I just wish that Yarovesky would have allowed his movie to create a little more suspense in its scenes involving Brandon, once he starts stalking his neighbors. Some of the scenes happen in a manner that look a bit too flat and don’t leave for much tension. An early confrontation in a diner between Brandon and the mother of a girl he’s attracted to feels rushed (despite some gore). Yet another sequence, while unbelievably gory, also fails to have any build up but just “happens”. See, to me, horror movies in general should invoke a creepy buildup that places its characters in an increasingly arena of danger. The deeper they wade in, the more we realize they are in for a nasty surprise. Here, much of what happens does so in a prompt, efficient manner, and it made me feel a bit flat.

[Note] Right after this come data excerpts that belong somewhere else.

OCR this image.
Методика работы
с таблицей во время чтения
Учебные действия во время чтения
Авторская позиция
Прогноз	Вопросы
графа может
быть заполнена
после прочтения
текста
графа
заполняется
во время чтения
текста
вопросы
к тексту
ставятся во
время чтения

Other than that, Brightburn is a slick little horror film that can stand on its own without the Superman lore. If you took that away you’d have The Bad Seed with the gender flipped to male. Its just a bit too eager to get to the gore and that is what may take from its impact of a boy gone wrong.

INGRID GOES WEST

INGRID GOES WEST

USA
Director: Matt Spicer
Runtime: 95 minutes
Language: English

Mostlyindies’ grading: B+

Everything  you need to know about Ingrid Thornburg, the anti-heroine of Matt Soler’s movie, gets summed up in that excellent opening montage of social media screenshots of an impossibly happy woman going through life while we slowly see Ingrid (Aubrey Plaza), wide-eyed, staring at her phone for what seems hours and hours, clicking on every picture, liking everything she sees whether she really grasps its meaning or not, and then paying the girl a surprise visit. It doesn’t end very well, needless to say, and her slow recovery to a semblance of normalcy leads her away from the object of her unrequited friendship to another one, the sunny Taylor Sloane (Elizabeth Olsen), who sells merch on Instagram.

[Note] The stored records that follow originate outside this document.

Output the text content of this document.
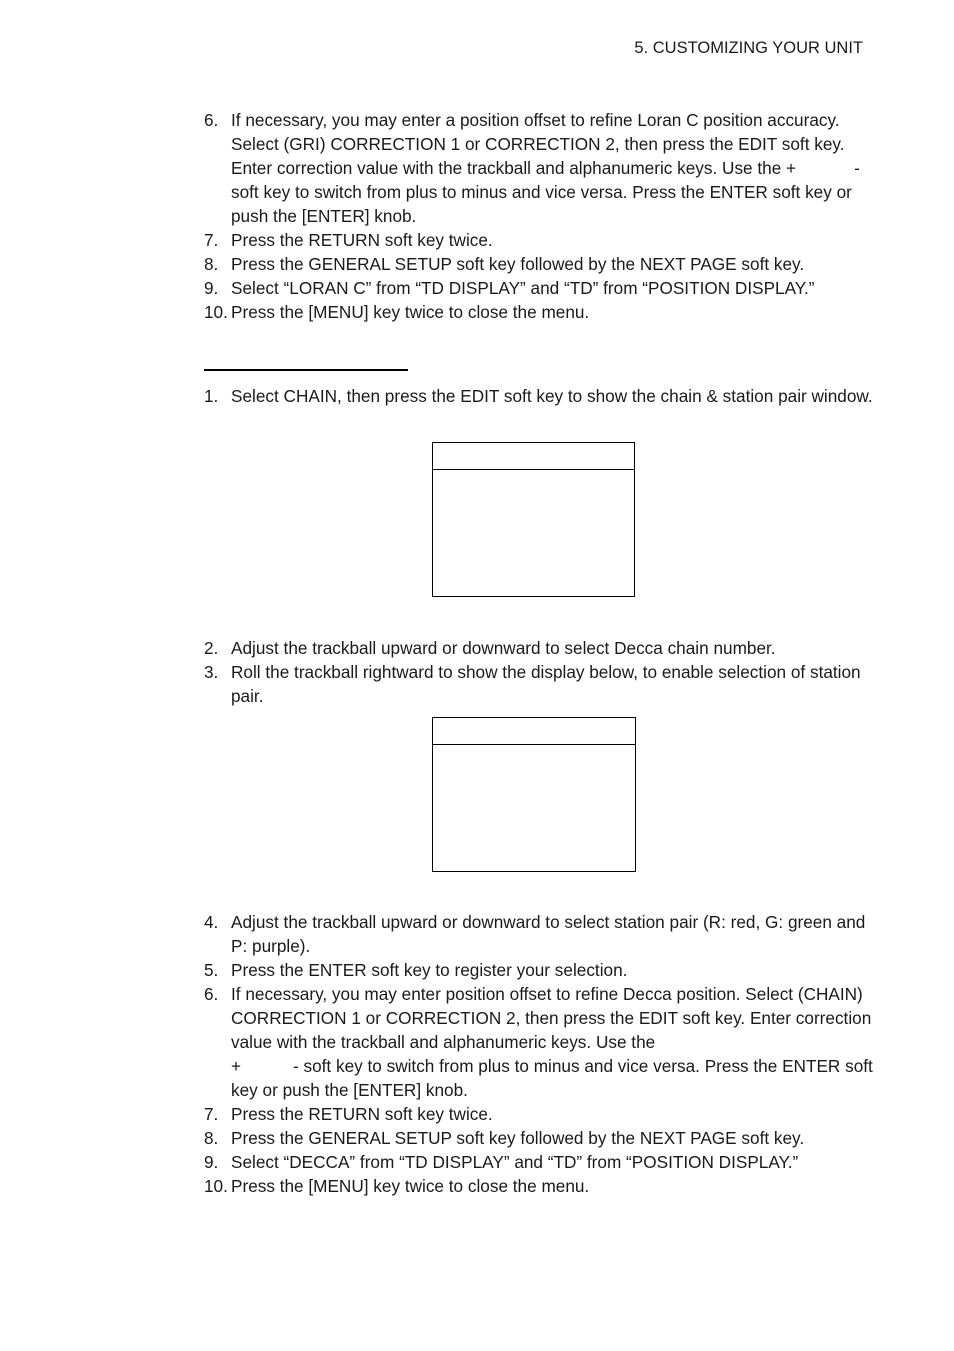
5. CUSTOMIZING YOUR UNIT
6. If necessary, you may enter a position offset to refine Loran C position accuracy. Select (GRI) CORRECTION 1 or CORRECTION 2, then press the EDIT soft key. Enter correction value with the trackball and alphanumeric keys. Use the +	- soft key to switch from plus to minus and vice versa. Press the ENTER soft key or push the [ENTER] knob.
7. Press the RETURN soft key twice.
8. Press the GENERAL SETUP soft key followed by the NEXT PAGE soft key.
9. Select “LORAN C” from “TD DISPLAY” and “TD” from “POSITION DISPLAY.”
10. Press the [MENU] key twice to close the menu.
1. Select CHAIN, then press the EDIT soft key to show the chain & station pair window.
2. Adjust the trackball upward or downward to select Decca chain number.
3. Roll the trackball rightward to show the display below, to enable selection of station pair.
4. Adjust the trackball upward or downward to select station pair (R: red, G: green and P: purple).
5. Press the ENTER soft key to register your selection.
6. If necessary, you may enter position offset to refine Decca position. Select (CHAIN) CORRECTION 1 or CORRECTION 2, then press the EDIT soft key. Enter correction value with the trackball and alphanumeric keys. Use the
+	- soft key to switch from plus to minus and vice versa. Press the ENTER soft key or push the [ENTER] knob.
7. Press the RETURN soft key twice.
8. Press the GENERAL SETUP soft key followed by the NEXT PAGE soft key.
9. Select “DECCA” from “TD DISPLAY” and “TD” from “POSITION DISPLAY.”
10. Press the [MENU] key twice to close the menu.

You probably know where this is heading.

And despite that the story does move in a predictable manner in template only, bringing Ingrid across the country and into plastic LA where everyone is a social media star, you keep expecting for the moment that Ingrid and Taylor will cross paths, because now that we’ve been given a preamble, we have to now see the whole train wreck in slow motion. Soler does not disappoint, bringing these complete polar opposites closer until Ingrid’s quick thinking lands her basically at Taylor’s home for dinner. Just like that, she’s basically hanging with her new friend, sharing secrets while pilfering through her place and reading everything about her in order to emulate her new fixation, not knowing that eventually, the high must reach a ceiling, the mirror will start to show its cracks, and things will be bound to get ugly.

Now, as for the ugly part, I do wish Soler had decided to take his tale into Fatal Attraction/Single White Female territory. Let me explain: it’s not that it doesn’t go there — just when you thought Ingrid couldn’t cross That One Line, she goes and crosses yet another (if she even sees a line, which I believe her character’s disorder doesn’t), the movie goes soft. It’s as if the movie, already at the edge of insanity, would prefer to keep it light and sunny. In turn, Ingrid’s crucial scene involving a phone comes off almost mawkish. Also a bit insincere was the attempt to somewhat bring Taylor down a couple of notches: while her character from the word go is as flighty and insecure as they come — who can live up to the pressure of so much popularity and sunshine without feeling that unless they are what they convey, they’re actually meaningles — she’s not even remotely operating on the same cylinders as Ingrid.

Whatever you make of it, Ingrid Goes West is solid entertainment and a showcase for Aubrey Plaza who has the difficult task of making a hideous psychopath likeable. Also pleasing on the eyes, a small performance by Billy Magnussen who shows off quite a bit and operates as the audience’s surrogate.